Sandra Regina Ruiz Gomes, connue sous le nom de Sandrão, a accordé sa première interview détaillée sur sa relation avec Suzane von Richthofen alors que les deux étaient incarcérées à Tremembé. Dans la conversation avec Roberto Cabrini sur Domingo Espetacular de Record, elle a évoqué leur premier baiser et a démenti les éléments fictifs de la série Prime Video Tremembé.
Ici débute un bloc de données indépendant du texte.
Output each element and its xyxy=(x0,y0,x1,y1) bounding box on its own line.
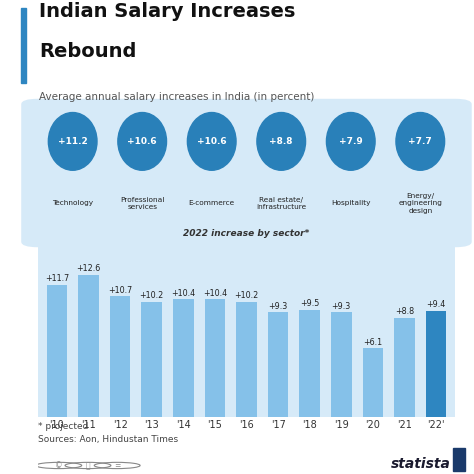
Text: +11.7: +11.7 xyxy=(45,274,69,283)
Bar xyxy=(21,9,26,83)
FancyBboxPatch shape xyxy=(21,99,472,247)
Text: ⓘ: ⓘ xyxy=(86,461,90,470)
Text: Indian Salary Increases: Indian Salary Increases xyxy=(39,2,295,21)
Text: Rebound: Rebound xyxy=(39,42,136,61)
Text: +10.7: +10.7 xyxy=(108,286,132,295)
Bar xyxy=(363,348,383,417)
Bar xyxy=(46,285,67,417)
Text: +6.1: +6.1 xyxy=(363,338,383,347)
Text: +12.6: +12.6 xyxy=(76,264,100,273)
Text: +8.8: +8.8 xyxy=(270,137,293,146)
Text: +10.2: +10.2 xyxy=(234,292,259,301)
Text: +10.6: +10.6 xyxy=(197,137,227,146)
Bar xyxy=(78,274,99,417)
Text: 2022 increase by sector*: 2022 increase by sector* xyxy=(183,229,310,238)
Bar xyxy=(268,312,288,417)
Bar xyxy=(236,302,257,417)
Text: +10.4: +10.4 xyxy=(171,289,195,298)
Ellipse shape xyxy=(118,112,166,170)
Bar xyxy=(141,302,162,417)
Bar xyxy=(205,300,225,417)
Text: +7.7: +7.7 xyxy=(409,137,432,146)
Text: E-commerce: E-commerce xyxy=(189,200,235,206)
Text: Technology: Technology xyxy=(52,200,93,206)
Text: statista: statista xyxy=(391,457,451,471)
Text: Sources: Aon, Hindustan Times: Sources: Aon, Hindustan Times xyxy=(38,435,178,444)
Ellipse shape xyxy=(187,112,236,170)
Bar xyxy=(426,311,447,417)
Text: +10.2: +10.2 xyxy=(139,292,164,301)
Text: +7.9: +7.9 xyxy=(339,137,363,146)
Bar xyxy=(173,300,193,417)
Ellipse shape xyxy=(257,112,306,170)
Bar xyxy=(300,310,320,417)
Text: =: = xyxy=(114,461,120,470)
Text: +9.3: +9.3 xyxy=(332,301,351,310)
Text: +9.3: +9.3 xyxy=(268,301,288,310)
Text: +8.8: +8.8 xyxy=(395,307,414,316)
Text: Average annual salary increases in India (in percent): Average annual salary increases in India… xyxy=(39,92,314,102)
Text: Energy/
engineering
design: Energy/ engineering design xyxy=(398,193,442,214)
Ellipse shape xyxy=(327,112,375,170)
Text: +10.4: +10.4 xyxy=(203,289,227,298)
Text: +11.2: +11.2 xyxy=(58,137,88,146)
Bar xyxy=(110,296,130,417)
Ellipse shape xyxy=(396,112,445,170)
Text: +9.5: +9.5 xyxy=(300,299,319,308)
Bar xyxy=(453,448,465,471)
Bar xyxy=(394,318,415,417)
Text: +10.6: +10.6 xyxy=(128,137,157,146)
Ellipse shape xyxy=(48,112,97,170)
Text: ©: © xyxy=(55,461,63,470)
Bar xyxy=(331,312,352,417)
Text: Hospitality: Hospitality xyxy=(331,200,371,206)
Text: Professional
services: Professional services xyxy=(120,197,164,210)
Text: * projected: * projected xyxy=(38,422,88,431)
Text: +9.4: +9.4 xyxy=(427,301,446,310)
Text: Real estate/
infrastructure: Real estate/ infrastructure xyxy=(256,197,306,210)
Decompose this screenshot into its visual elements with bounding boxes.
Sandrão s'est également excusée auprès de la famille de la victime de son crime passé.
Sandra Regina Ruiz Gomes, surnommée Sandrão, condamnée à 27 ans de prison (réduits à 24) pour son implication dans l'enlèvement et le meurtre de Tallisson, âgé de 14 ans, à Mogi das Cruzes (SP) en 2003, a brisé son silence lors d'une interview avec le journaliste Roberto Cabrini sur Domingo Espetacular de Record TV, diffusée le 16 novembre. Incarcérée à la prison des femmes de Tremembé à São Paulo, elle a eu une romance avec Suzane von Richthofen, condamnée pour le meurtre de ses parents en 2002.
Sandrão a révélé qu'elle était attirée par la 'beauté' de Suzane et qu'elles se sont rapprochées en jouant aux échecs, un privilège pour bonne conduite. Sur leur premier baiser, elle a décrit : 'Nous étions au travail et, au moment où je rangeais l'équipement, nous étions seules, nous nous sommes regardées et c'est arrivé. Nous nous sommes embrassées. C'était un risque. Imaginez si cela sortait dans les médias que Suzane von Richthofen avait été prise avec une lesbienne et punie. C'était un risque très important'. Initialement, Suzane ne voulait pas rendre la relation publique, mais l'a ensuite autorisée.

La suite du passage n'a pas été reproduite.